Zu Joseph Stalins 70. Geburtstag

Von Helmut Alsdier

Dostojewski, in seinen letzten Lebensjahren, schrieb noch an den "Brüdern Karamasow", Tolstoi veröffentlichte seine "Beichte"; eine neue Epoche der russischen Literatur kündigte sich an. Alexander II. wußte nichts mehr von dem Enthusiasmus seiner Jugendjahre, der ihn 1861 die Leibeigenschaft hatte aufheben lassen. Nichts von dem: jubelnden Fortschrittsglauben des europäischen Liberalismus, der fünf, sechs Jahrzehnte später so bitter enttäuscht werden sollte, war im Zarenreich zu bemerken, das in eine Periode unheimlicher Spannungen eingetreten war: Auf dem Rücken einer passiven Masse spielte sich erbittert der Kampf zwischen einer schmalen autokratischen Oberschicht und kleinen Gruppen von Revolutionären ab. Die Kampfmittel waren Kerker und Bomben. Einer Bombe fiel schließlich 1881 Alexander II. zum Opfer.

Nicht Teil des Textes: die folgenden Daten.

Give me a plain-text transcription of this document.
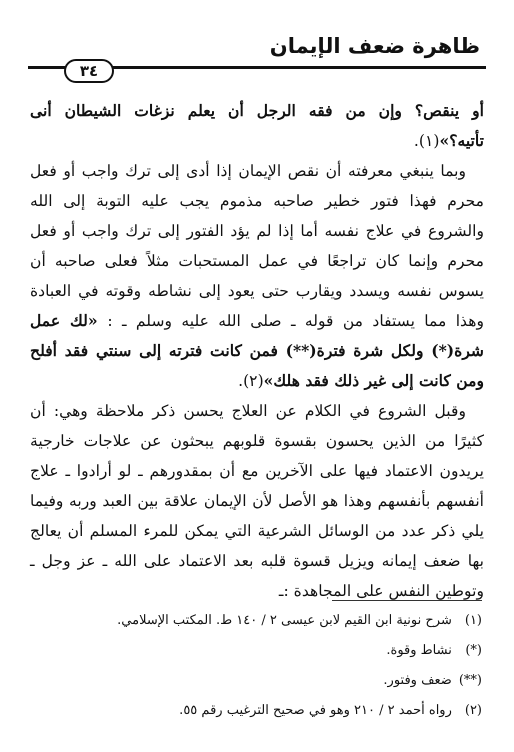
ظاهرة ضعف الإيمان
٣٤

أو ينقص؟ وإن من فقه الرجل أن يعلم نزغات الشيطان أنى تأتيه؟»(١).

وبما ينبغي معرفته أن نقص الإيمان إذا أدى إلى ترك واجب أو فعل محرم فهذا فتور خطير صاحبه مذموم يجب عليه التوبة إلى الله والشروع في علاج نفسه أما إذا لم يؤد الفتور إلى ترك واجب أو فعل محرم وإنما كان تراجعًا في عمل المستحبات مثلاً فعلى صاحبه أن يسوس نفسه ويسدد ويقارب حتى يعود إلى نشاطه وقوته في العبادة وهذا مما يستفاد من قوله ـ صلى الله عليه وسلم ـ : «لك عمل شرة(*) ولكل شرة فترة(**) فمن كانت فترته إلى سنتي فقد أفلح ومن كانت إلى غير ذلك فقد هلك»(٢).

وقبل الشروع في الكلام عن العلاج يحسن ذكر ملاحظة وهي: أن كثيرًا من الذين يحسون بقسوة قلوبهم يبحثون عن علاجات خارجية يريدون الاعتماد فيها على الآخرين مع أن بمقدورهم ـ لو أرادوا ـ علاج أنفسهم بأنفسهم وهذا هو الأصل لأن الإيمان علاقة بين العبد وربه وفيما يلي ذكر عدد من الوسائل الشرعية التي يمكن للمرء المسلم أن يعالج بها ضعف إيمانه ويزيل قسوة قلبه بعد الاعتماد على الله ـ عز وجل ـ وتوطين النفس على المجاهدة :ـ

(١) شرح نونية ابن القيم لابن عيسى ٢ / ١٤٠ ط. المكتب الإسلامي.

(*) نشاط وقوة.

(**) ضعف وفتور.

(٢) رواه أحمد ٢ / ٢١٠ وهو في صحيح الترغيب رقم ٥٥.
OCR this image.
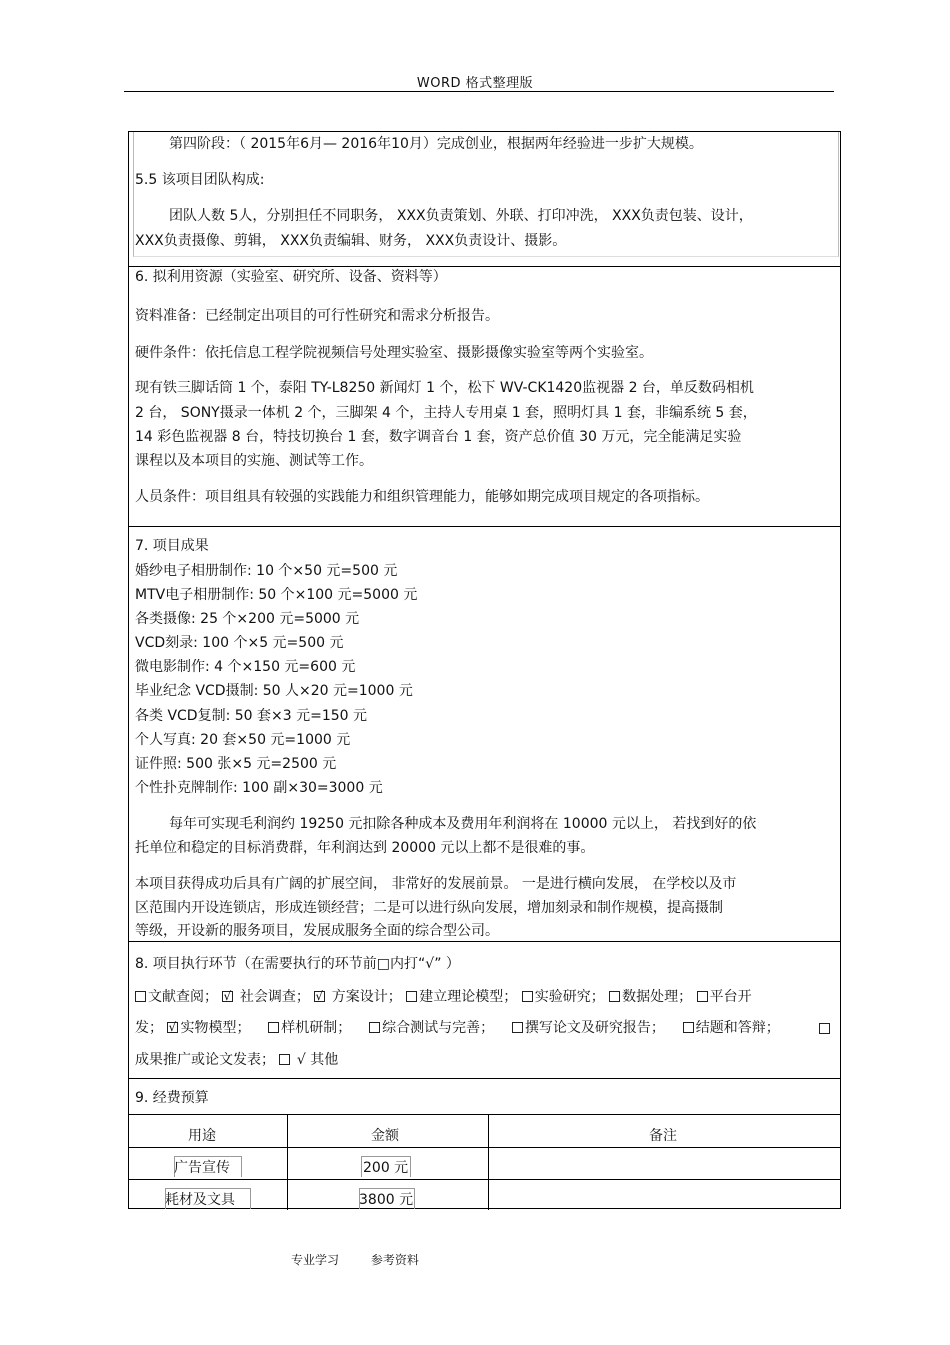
WORD 格式整理版
第四阶段：（ 2015年6月— 2016年10月）完成创业，根据两年经验进一步扩大规模。
5.5 该项目团队构成:
团队人数 5人，分别担任不同职务， XXX负责策划、外联、打印冲洗， XXX负责包装、设计，
XXX负责摄像、剪辑， XXX负责编辑、财务， XXX负责设计、摄影。
6. 拟利用资源（实验室、研究所、设备、资料等）
资料准备：已经制定出项目的可行性研究和需求分析报告。
硬件条件：依托信息工程学院视频信号处理实验室、摄影摄像实验室等两个实验室。
现有铁三脚话筒 1 个，泰阳 TY-L8250 新闻灯 1 个，松下 WV-CK1420监视器 2 台，单反数码相机
2 台， SONY摄录一体机 2 个，三脚架 4 个，主持人专用桌 1 套，照明灯具 1 套，非编系统 5 套，
14 彩色监视器 8 台，特技切换台 1 套，数字调音台 1 套，资产总价值 30 万元，完全能满足实验
课程以及本项目的实施、测试等工作。
人员条件：项目组具有较强的实践能力和组织管理能力，能够如期完成项目规定的各项指标。
7. 项目成果
婚纱电子相册制作: 10 个×50 元=500 元
MTV电子相册制作: 50 个×100 元=5000 元
各类摄像: 25 个×200 元=5000 元
VCD刻录: 100 个×5 元=500 元
微电影制作: 4 个×150 元=600 元
毕业纪念 VCD摄制: 50 人×20 元=1000 元
各类 VCD复制: 50 套×3 元=150 元
个人写真: 20 套×50 元=1000 元
证件照: 500 张×5 元=2500 元
个性扑克牌制作: 100 副×30=3000 元
每年可实现毛利润约 19250 元扣除各种成本及费用年利润将在 10000 元以上， 若找到好的依
托单位和稳定的目标消费群，年利润达到 20000 元以上都不是很难的事。
本项目获得成功后具有广阔的扩展空间， 非常好的发展前景。 一是进行横向发展， 在学校以及市
区范围内开设连锁店，形成连锁经营；二是可以进行纵向发展，增加刻录和制作规模，提高摄制
等级，开设新的服务项目，发展成服务全面的综合型公司。
8. 项目执行环节（在需要执行的环节前□内打“√” ）
文献查阅； √ 社会调查； √ 方案设计； 建立理论模型； 实验研究； 数据处理； 平台开
发； √ 实物模型； 样机研制； 综合测试与完善； 撰写论文及研究报告； 结题和答辩；
成果推广或论文发表；  √ 其他
9. 经费预算
用途	金额	备注
广告宣传	200 元
耗材及文具	3800 元
专业学习	参考资料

Eine Epoche finsterer Reaktion, die mit dem Beginn der russischen Industrialisierung einherging, schloß sich daran. Das war die Atmosphäre, in der am 21. Dezember 1879 Josef Wissarionowitsch Djugaschwili der georgischen Kleinstadt Gori bei Tiflis geboren wurde.

Enkel von Leibeigenen

Sein Vater Wissarion, dessen Eltern noch Leibeigene gewesen waren, hatte das Heimatdorf verlassen, um in der Stadt als Schuster zu arbeiten. Doch sein Verdienst reichte nicht hin, auch nur den bescheidensten Lebensunterhalt zu decken. Die Mutter, die bei der Geburt Josefs, den sie "Soso" nannte, erst zwanzig Jahre alt war, hatte vorher schon drei Kinder zur Welt gebracht, die alle gestorben waren. Um so mehr hing sie an Soso und um so fleißiger arbeitete sie für ihn. In den Stalin-Biographien spielt daher Ekatherina Djugaschwili eine bedeutende Rolle, im Gegensatz zu ihrem Gatten, der kaum erwähnt wird. Er soll nach manchen Zeugnissen dem Alkohol zugesprochen und den kleinen Soso oft hart geprügelt haben.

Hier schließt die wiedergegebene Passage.